A few short years on, the young girl has blossomed into a shapely beauty and a visiting playboy-gigolo type of wastrel American starts sniffing around her, trying to woo her with some sexy dancing and is making good headway when the step-mother makes an intervention with designs of her own. The American appears to have no issues with trying to woo either the step mother or the young nymph; if he can’t have one he is willing to have the other, or perhaps both. The step daughter is disgusted at her mother’s brazen behavior especially as she is still married to her incarcerated father. The stepmother cavorts around with the American sleaze without a care in the world.

Then the plot starts to head in a direction that you yearned and knew that it would! A plot is hatched by the helpless bar-lady stepmother cougar so that she can be with her new man and forge a new life with her fresh young lover away from the clutches of her demented husband. But in order to do so she has to get a divorce from the “Maniac” and only then will she be free. She has to go to see the ogre in the nuthouse every month and she returns heavy hearted and depressed because she cannot be rid of him.
An agreement is reached between the three; the husband and wife and her lover. If they help him spring out of jail and make good his escape then in return he will allow them to live happily ever after and settle far away somewhere else where he will send for his daughter as well.

For the opportunistic American it seems like a pretty solid plan, he gets to keep the lusty wife and her pub room and board business and all her wealth and can also make further advances in the direction of her step daughter if the need may arise. So, the “maniac” is sprung from jail but sure enough he doesn’t stick to his word and soon terrible complications start to arise. An accomplices body shows up in the boot of the adulterous couple’s car even after it has been dispensed of in the river reminiscent of the body in Diaboliques.

The “Maniac” re-appears to take revenge on the American for having dared to lay hands on his wife while he was away and once again the dreaded Blow Torch is fueled up to the maximum for some vigorous use ahead. Horrendous events take place and much flesh is charred before a nefarious twist is revealed but as the film reaches its conclusion in a quite stunning backdrop will the nefarious schemers get away with murder or is there yet another twist in the tail to go?

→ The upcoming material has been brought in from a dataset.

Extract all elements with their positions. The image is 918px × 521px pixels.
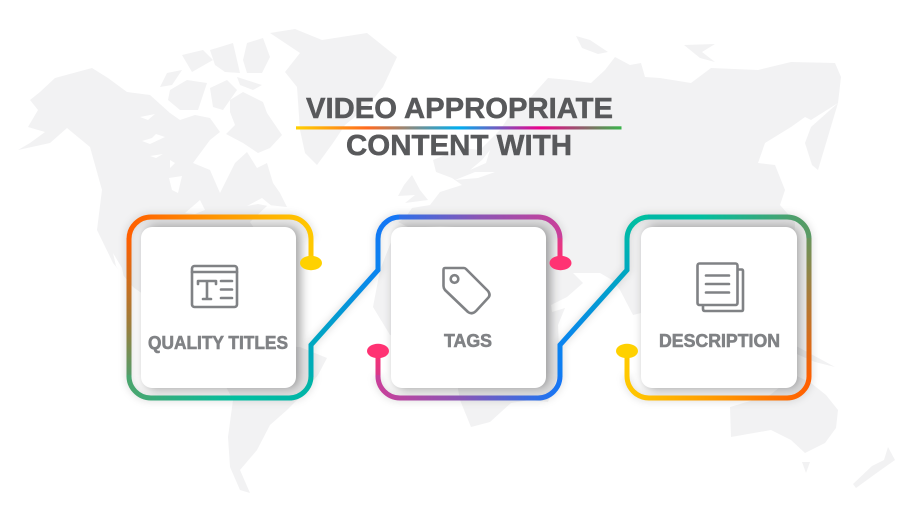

The film is beautifully shot and sumptuously presented and the acting for the most part is pretty solid including the less than likeable lead male character, the American opportunist rat. Maniac is never dull and moves along briskly to its twist laden conclusion rather deftly. The background music is often jarring and inappropriate but generally the film holds together fairly well without ever reaching anything like the resonance or power of Psycho or the seedy atmospheric sleaze and intrigue of Les Diaboliques either and yet holds its own as a fairly entertaining Psycho clone.

Perhaps the biggest weakness of the film is that there is no Maniac at all and an audience has some right to feel slightly cheated at this fact. The villain is a perfectly sane, cold hearted, calculating man, but not by any stretch of imagination is he psychotic or a maniac of any sort. The fact is that there is no such Maniac at all other than a pedophile at the start of the film.

For genre fans and those who have a particular interest in the often-glorious history of Hammer Studios, the film is essential viewing and is a well-crafted and expertly shot. Its also features some fine performances especially from the two leading ladies and is entertaining enough to warrant a look in. Once again, Indicator have done a sterling job in issuing this film and their effort in making it look as good as it does has more than paid off. A decent and interesting genre entry and a fabulous Blu-ray release from Indicator.